String Vector Denotation
We’ll denote our chars in string with integers:
a -> 1 g -> 7 m -> 13 s -> 19 y -> 25
b -> 2 h -> 8 n -> 14 t -> 20 z -> 26
c -> 3 i -> 9 o -> 15 u -> 21
d -> 4 j -> 10 p -> 16 v -> 22
e -> 5 k -> 11 q -> 17 w -> 23
f -> 6 l -> 12 r -> 18 x -> 24
HashCode Solution
Method 1 - Just Sum up Char Codes
One way to create hash is just take the chars in string and add them up. For eg. if we have chars in range [a-z]
, we can assign chars numbers, like a
having 1, b
having 2 and so on. So, bac
-> 2+1+3
= 6. But this will result in a lot fo collisions.
Method 2 - Use Prime Multiplication and Summation - smaller power on base in start
Let’s take prime, ( P = 11 ) for this example. Then we can generate the hashcode like this:
$$ \text{hash code} = (1st letter) \times P^0 + (2nd , letter) \times P^1 + (3rd , letter) \times P^2 + \ldots $$
Examples
Lets take prime as 11. The hash value of abc
will be:
$$ 1 \times 11^0 + 2 \times 11^1 + 3 \times 11^2 = 1 + 22 + 363 = 386 $$
Hashcode of bac
will be:
$$ 2 \times 11^0 + 1 \times 11^1 + 3 \times 11^2 = 2 + 11 + 363 = 376 $$
So, there is no collision.
Code
Java
int hashCode(String s) {
int code = 0;
int P = 11;//prime number
for (int i = 0; i<s.length; i++) {
code = code + s.charAt(i) * power(P, i);
}
return code;
}
Python
def char_to_value(ch: str) -> int:
""" Convert character to its corresponding integer value. """

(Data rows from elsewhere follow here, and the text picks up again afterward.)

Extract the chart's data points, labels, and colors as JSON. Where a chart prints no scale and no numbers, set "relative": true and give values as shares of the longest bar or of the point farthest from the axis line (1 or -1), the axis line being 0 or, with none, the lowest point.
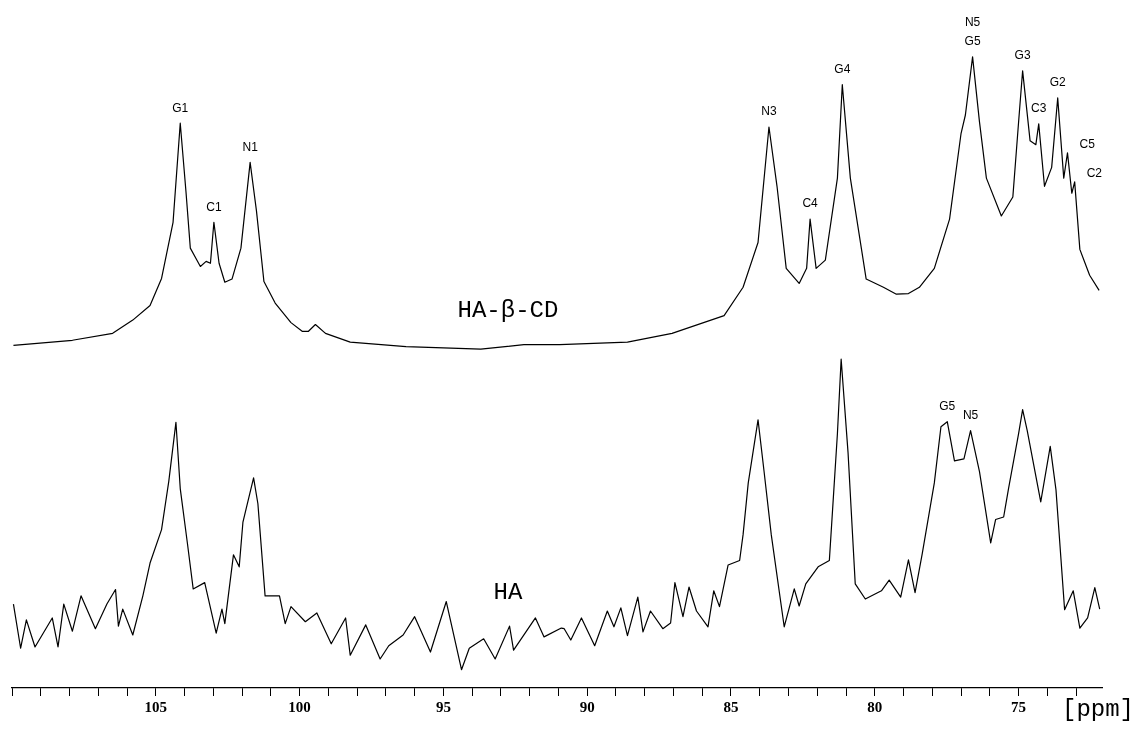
{
  "chart_data": {
    "type": "line",
    "relative": true,
    "xlabel": "[ppm]",
    "xlim": [
      110,
      72.1
    ],
    "xticks": [
      {
        "value": 110,
        "label": null
      },
      {
        "value": 109,
        "label": null
      },
      {
        "value": 108,
        "label": null
      },
      {
        "value": 107,
        "label": null
      },
      {
        "value": 106,
        "label": null
      },
      105,
      {
        "value": 104,
        "label": null
      },
      {
        "value": 103,
        "label": null
      },
      {
        "value": 102,
        "label": null
      },
      {
        "value": 101,
        "label": null
      },
      100,
      {
        "value": 99,
        "label": null
      },
      {
        "value": 98,
        "label": null
      },
      {
        "value": 97,
        "label": null
      },
      {
        "value": 96,
        "label": null
      },
      95,
      {
        "value": 94,
        "label": null
      },
      {
        "value": 93,
        "label": null
      },
      {
        "value": 92,
        "label": null
      },
      {
        "value": 91,
        "label": null
      },
      90,
      {
        "value": 89,
        "label": null
      },
      {
        "value": 88,
        "label": null
      },
      {
        "value": 87,
        "label": null
      },
      {
        "value": 86,
        "label": null
      },
      85,
      {
        "value": 84,
        "label": null
      },
      {
        "value": 83,
        "label": null
      },
      {
        "value": 82,
        "label": null
      },
      {
        "value": 81,
        "label": null
      },
      80,
      {
        "value": 79,
        "label": null
      },
      {
        "value": 78,
        "label": null
      },
      {
        "value": 77,
        "label": null
      },
      {
        "value": 76,
        "label": null
      },
      75,
      {
        "value": 74,
        "label": null
      },
      {
        "value": 73,
        "label": null
      }
    ],
    "series": [
      {
        "name": "HA-β-CD",
        "color": "#000000",
        "x": [
          109.95,
          107.9,
          106.5,
          105.8,
          105.2,
          104.8,
          104.4,
          104.15,
          103.95,
          103.8,
          103.45,
          103.25,
          103.1,
          102.98,
          102.8,
          102.6,
          102.35,
          102.04,
          101.72,
          101.5,
          101.24,
          100.85,
          100.3,
          99.9,
          99.7,
          99.45,
          99.1,
          98.24,
          96.3,
          93.7,
          92.2,
          90.96,
          88.6,
          87.05,
          85.24,
          84.58,
          84.06,
          83.68,
          83.4,
          83.08,
          82.63,
          82.37,
          82.25,
          82.04,
          81.72,
          81.3,
          81.13,
          80.85,
          80.3,
          79.7,
          79.25,
          78.83,
          78.45,
          77.93,
          77.4,
          77.0,
          76.85,
          76.6,
          76.36,
          76.12,
          75.6,
          75.2,
          75.0,
          74.86,
          74.6,
          74.4,
          74.3,
          74.1,
          73.85,
          73.64,
          73.43,
          73.3,
          73.15,
          73.05,
          72.87,
          72.53,
          72.2
        ],
        "values": [
          0.543,
          0.551,
          0.562,
          0.583,
          0.606,
          0.649,
          0.738,
          0.895,
          0.786,
          0.697,
          0.668,
          0.676,
          0.673,
          0.738,
          0.673,
          0.643,
          0.648,
          0.697,
          0.833,
          0.756,
          0.644,
          0.61,
          0.579,
          0.565,
          0.565,
          0.576,
          0.562,
          0.548,
          0.541,
          0.537,
          0.544,
          0.544,
          0.548,
          0.562,
          0.59,
          0.635,
          0.706,
          0.889,
          0.795,
          0.665,
          0.641,
          0.665,
          0.743,
          0.665,
          0.678,
          0.808,
          0.956,
          0.808,
          0.648,
          0.635,
          0.624,
          0.625,
          0.635,
          0.665,
          0.743,
          0.879,
          0.908,
          1.0,
          0.897,
          0.808,
          0.748,
          0.778,
          0.897,
          0.978,
          0.867,
          0.861,
          0.894,
          0.795,
          0.825,
          0.935,
          0.808,
          0.848,
          0.784,
          0.802,
          0.695,
          0.654,
          0.63
        ]
      },
      {
        "name": "HA",
        "color": "#000000",
        "x": [
          109.95,
          109.7,
          109.5,
          109.2,
          108.6,
          108.4,
          108.2,
          107.9,
          107.6,
          107.1,
          106.7,
          106.4,
          106.3,
          106.15,
          105.8,
          105.45,
          105.2,
          104.8,
          104.55,
          104.3,
          104.15,
          103.9,
          103.7,
          103.3,
          102.9,
          102.7,
          102.6,
          102.3,
          102.1,
          101.97,
          101.6,
          101.45,
          101.2,
          100.7,
          100.5,
          100.3,
          99.8,
          99.4,
          98.9,
          98.4,
          98.24,
          97.7,
          97.2,
          96.9,
          96.4,
          96.0,
          95.45,
          94.9,
          94.37,
          94.1,
          93.6,
          93.2,
          92.7,
          92.56,
          91.8,
          91.5,
          90.9,
          90.8,
          90.57,
          90.2,
          89.74,
          89.3,
          89.07,
          88.83,
          88.6,
          88.24,
          88.06,
          87.8,
          87.37,
          87.1,
          86.95,
          86.67,
          86.46,
          86.2,
          85.8,
          85.6,
          85.4,
          85.1,
          84.7,
          84.58,
          84.4,
          84.06,
          83.85,
          83.6,
          83.15,
          82.8,
          82.63,
          82.4,
          81.97,
          81.58,
          81.3,
          81.17,
          80.93,
          80.68,
          80.33,
          79.77,
          79.5,
          79.1,
          78.83,
          78.6,
          78.35,
          77.93,
          77.7,
          77.48,
          77.23,
          76.9,
          76.67,
          76.36,
          75.97,
          75.8,
          75.52,
          75.35,
          75.0,
          74.86,
          74.7,
          74.23,
          73.9,
          73.7,
          73.4,
          73.1,
          72.87,
          72.6,
          72.35,
          72.18
        ],
        "values": [
          0.133,
          0.063,
          0.108,
          0.065,
          0.111,
          0.065,
          0.133,
          0.09,
          0.146,
          0.094,
          0.133,
          0.156,
          0.098,
          0.125,
          0.084,
          0.146,
          0.198,
          0.251,
          0.327,
          0.421,
          0.316,
          0.229,
          0.157,
          0.167,
          0.087,
          0.125,
          0.102,
          0.211,
          0.192,
          0.263,
          0.333,
          0.292,
          0.146,
          0.146,
          0.102,
          0.129,
          0.105,
          0.119,
          0.07,
          0.111,
          0.052,
          0.1,
          0.046,
          0.067,
          0.084,
          0.113,
          0.057,
          0.137,
          0.029,
          0.063,
          0.078,
          0.046,
          0.098,
          0.06,
          0.111,
          0.081,
          0.095,
          0.094,
          0.076,
          0.111,
          0.067,
          0.122,
          0.097,
          0.127,
          0.083,
          0.144,
          0.089,
          0.122,
          0.094,
          0.103,
          0.167,
          0.113,
          0.16,
          0.122,
          0.097,
          0.154,
          0.129,
          0.195,
          0.202,
          0.243,
          0.325,
          0.425,
          0.343,
          0.243,
          0.097,
          0.157,
          0.13,
          0.165,
          0.192,
          0.202,
          0.403,
          0.521,
          0.373,
          0.165,
          0.141,
          0.154,
          0.171,
          0.144,
          0.203,
          0.151,
          0.213,
          0.325,
          0.414,
          0.422,
          0.36,
          0.363,
          0.408,
          0.343,
          0.23,
          0.267,
          0.271,
          0.316,
          0.403,
          0.441,
          0.408,
          0.295,
          0.383,
          0.314,
          0.124,
          0.154,
          0.095,
          0.111,
          0.159,
          0.125
        ]
      }
    ],
    "annotations": [
      {
        "text": "G1",
        "x": 104.15,
        "y": 0.895
      },
      {
        "text": "C1",
        "x": 102.98,
        "y": 0.738
      },
      {
        "text": "N1",
        "x": 101.72,
        "y": 0.833
      },
      {
        "text": "N3",
        "x": 83.68,
        "y": 0.889
      },
      {
        "text": "C4",
        "x": 82.25,
        "y": 0.743
      },
      {
        "text": "G4",
        "x": 81.13,
        "y": 0.956
      },
      {
        "text": "G5",
        "x": 76.6,
        "y": 1.0
      },
      {
        "text": "N5",
        "x": 76.6,
        "y": 1.0
      },
      {
        "text": "G3",
        "x": 74.86,
        "y": 0.978
      },
      {
        "text": "C3",
        "x": 74.3,
        "y": 0.894
      },
      {
        "text": "G2",
        "x": 73.64,
        "y": 0.935
      },
      {
        "text": "C5",
        "x": 73.3,
        "y": 0.848
      },
      {
        "text": "C2",
        "x": 73.05,
        "y": 0.802
      },
      {
        "text": "G5",
        "x": 77.48,
        "y": 0.422
      },
      {
        "text": "N5",
        "x": 76.67,
        "y": 0.408
      }
    ]
  }
}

return ord(ch) - ord('a') + 1
def power(x: int, y: int) -> int:
""" Calculate x raised to the power y. """
return x ** y
def hash_code(s: str) -> int:
code = 0
P = 11 # prime number
for i in range(len(s)):
code += char_to_value(s[i]) * power(P, i)
return code
Method 3 - Use Prime Multiplication and Summation - smaller power on base in end
We can also do prime multiplication from start. So, for example for abc and base 11:
$$ 1 \times 11^2 + 2 \times 11^1 + 3 \times 11^0 = 121 + 22 + 3 = 146 $$
Code
Java
int hashCode(String s) {
int code = 0;
int P = 11;//prime number
for (int i = s.length-1; i>=0; i--) {
code = code + s.charAt(i) * power(P, i);
}
return code;
}
Python
def hash_code_reverse(s: str) -> int:
code = 0
P = 11 # prime number
length = len(s)
for i in range(length):
code += char_to_value(s[i]) * power(P, length - i - 1)
return code
Handling Overflow
When adding numbers, there can be overflow for long strings or larger prime numbers. To overcome this, we can use the modulo operator.
MOD = 2^31 for integers in java
MOD = (1<<31) - 1;
Hash = Hash % MOD
But is it enough to stop the overflow. While adding all the numbers, there may occur overflow at the final step. So, we not take modulo while adding but also while multiplying.
Basically we can use following mod property:
(a+b) % m = (a%m + b%m) % m
(a*b) % m = (a%m * b%m) % m
(a/b) % m = (a * inverse of b, if exists) % m
So, we can do something like this:
(1st letter) X (prime)⁰ % MOD + (2nd letter) X (prime)¹ % MOD + (3rd letter) X (prime)² % MOD + ......
Code
Java
int hashCode(String s) {
int code = 0;
int P = 11;//prime number
int m = (1<<31) - 1;
for (int i = 0; i<s.length, i++) {
code = (code + s.charAt(i) * power(P, i) % m) % m;
}
return code;
}
Python
def hash_code_with_mod(s: str, mod: int = (1 << 31) - 1) -> int:
code = 0
P = 11 # prime number
for i in range(len(s)):
code = (code + char_to_value(s[i]) * power(P, i) % mod) % mod
return code